Caroline Friday

Caroline Friday is a novelist and award winning screenwriter with several film projects in development for both television and theatrical distribution. Her first novel, The River Flows, will be published by Thomas Nelson in the spring of 2011. She is also a 2008 Kairos Screenwriting Winner for spiritually uplifting screenplays, sponsored by the John Templeton Foundation. Caroline currently serves as EVP of Sixth Day Media, LLC, a film finance and production company headquartered in the Atlanta area. She lives in Marietta, Georgia, with her husband and three children and can be found at

The Wedding Machine

by Beth Webb Hart

The Wedding MachineThe Wedding Machine tells the story of four Southern matriarchs in the low-country town of Jasper, South Carolina, who take great pride in ensuring that every local bride is married in the highest of Southern style. Ray, the practical organizer, Kitty B, the food specialist, Hilda, the wealthy blue blood, and Sis, the meticulous adherent to detail, are known as the Wedding Guild, or “the gals.” Pooling their abundant resources of fine china, linens, antique knickknacks, Southern Living recipes, and knowledge of old-fashioned Southern etiquette, they can turn the wedding of any unlikely couple into a grand festivity of Southern pomp and flair, complete with gardenia and magnolia blooms and a decorated statue of a little girl who adorns every ceremony—fondly referred to as “Miss C.”

However, despite their love of weddings, the gals have been less than successful in pulling off happy marriages. Each one harbors a dark secret that has spilled a nasty stain on their image as the perfect Southern lady married to the man of her dreams. As the summer approaches and Kitty B, Hilda, and Ray’s daughters seek to tie the knot with their intendeds, the secrets unravel and the Wedding Guild comes to a shaky stop. Little Hilda marries an influential Italian, Katie Rae battles pre-wedding jitters, and Priscilla rejects the proposal from an upstanding doctor and elopes to Las Vegas with a reality show wannabe.
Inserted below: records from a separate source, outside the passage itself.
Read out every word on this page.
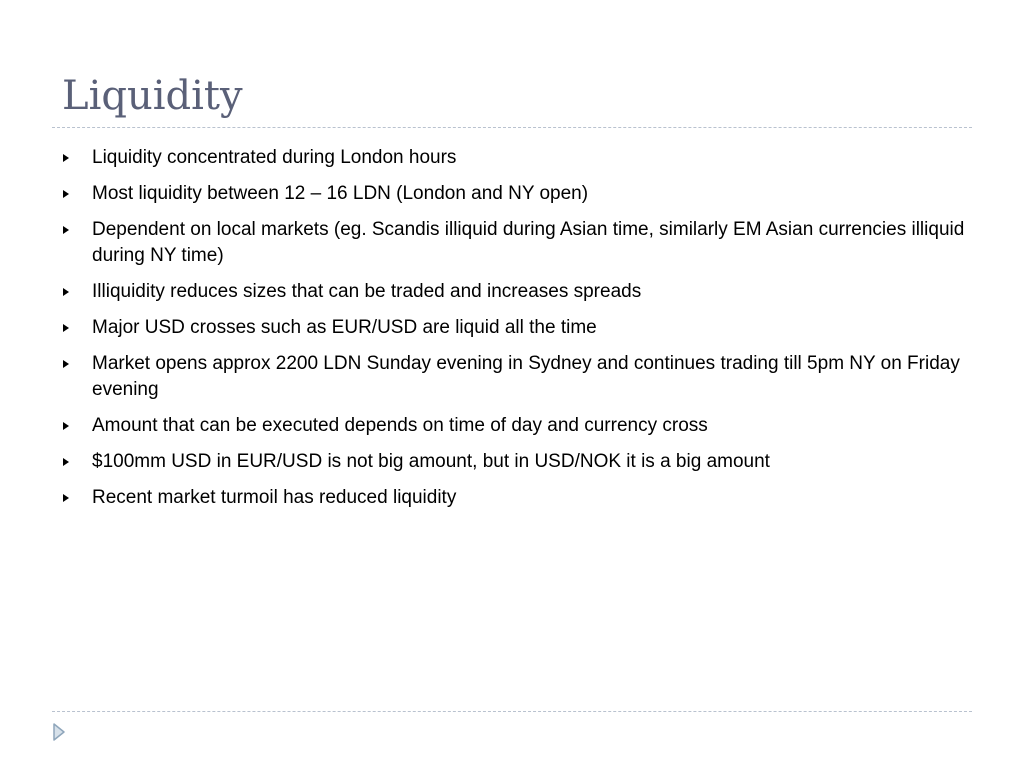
Liquidity
Liquidity concentrated during London hours
Most liquidity between 12 – 16 LDN (London and NY open)
Dependent on local markets (eg. Scandis illiquid during Asian time, similarly EM Asian currencies illiquid during NY time)
Illiquidity reduces sizes that can be traded and increases spreads
Major USD crosses such as EUR/USD are liquid all the time
Market opens approx 2200 LDN Sunday evening in Sydney and continues trading till 5pm NY on Friday evening
Amount that can be executed depends on time of day and currency cross
$100mm USD in EUR/USD is not big amount, but in USD/NOK it is a big amount
Recent market turmoil has reduced liquidity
But it is when Hilda’s ex-husband announces his marriage to the local manicurist that everything comes to a major standstill. The most tormented of them all, Hilda secludes herself in her grand house, communicating with the outside world only through notes passed from the gals through her mail slot. And yet, as she remains locked away, the other ladies gain the courage to face their pasts and come to terms with their lives. Ray acknowledges

her illegitimate heritage, Kitty B casts off the blame for her baby’s death and her husband’s mental illness, and Sis lets go of her love for the fiancé who died long ago in Vietnam—the wedding dress that has hung in her closet all these years is finally donated to Goodwill. Only Hilda keeps her secret tucked away in the deep recesses of her heart.

Much Southern humor abounds to assuage the darkness of the story, particularly when it comes to Hilda and Sis. The heart of the novel lies with these two ladies, even though Ray is the clear leader of the pack. Sis, the only one unmarried, is youthful, perky, and happy, despite holding on to a love that was never meant to be, while Hilda, the former beauty, sinks into a pit of loneliness, depression, and despair as she waits for her husband to return to her. But like Sis’s dead lover, he will never return and everyone knows it. Her secret has created a barrier of guilt and shame that no one can cross, not even her own children.
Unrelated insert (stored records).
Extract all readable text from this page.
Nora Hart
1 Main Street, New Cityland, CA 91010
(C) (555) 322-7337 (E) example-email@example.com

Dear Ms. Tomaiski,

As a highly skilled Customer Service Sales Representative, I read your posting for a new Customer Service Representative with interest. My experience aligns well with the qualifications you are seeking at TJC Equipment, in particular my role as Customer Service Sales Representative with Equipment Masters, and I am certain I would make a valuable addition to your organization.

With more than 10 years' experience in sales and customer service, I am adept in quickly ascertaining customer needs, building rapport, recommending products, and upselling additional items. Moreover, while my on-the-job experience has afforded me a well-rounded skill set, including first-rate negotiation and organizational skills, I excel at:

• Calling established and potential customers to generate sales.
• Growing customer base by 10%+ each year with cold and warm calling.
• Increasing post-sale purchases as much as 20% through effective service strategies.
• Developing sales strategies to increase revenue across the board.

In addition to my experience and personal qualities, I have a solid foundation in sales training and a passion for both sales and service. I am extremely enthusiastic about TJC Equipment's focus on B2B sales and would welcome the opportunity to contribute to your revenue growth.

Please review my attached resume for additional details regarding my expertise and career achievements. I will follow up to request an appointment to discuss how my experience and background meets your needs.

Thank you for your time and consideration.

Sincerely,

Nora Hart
Holding to many of the classic elements of a Southern tragedy, this story could be played out well in a film: beyond the beauty of live oaks and Spanish moss and the silly, fun-loving foibles of the local Wedding Guild, dark sins and secrets eat away at the soul. Being a Southerner myself (I hail from eastern North Carolina), I love seeing this mixture of humor and horror because it rings so true. Behind every hilarious euphemism or twangy expression is a hidden closet in an old Southern home or a musty, wooden hope chest where mysteries of blackness will never be fully known or discovered—which is why Southern stories are so intriguing to Hollywood. Like Steel Magnolias (a favorite of mine), I could see a group of mature A-list actresses clamoring over these roles—actresses such as Kathy Bates, Susan Sarandon, and of course, the great Meryl Streep.

And like that movie, the story leaves the reader with a small glimmer of hope: Ray, in all of her wisdom and practically, buys Sis’s wedding dress from Goodwill and helps put on the ultimate Jasper wedding. Hilda is coaxed out of her cocoon, and for a brief moment, the gals are together again, content and happy. It is the classic “perfect ending” to a good, Southern tale.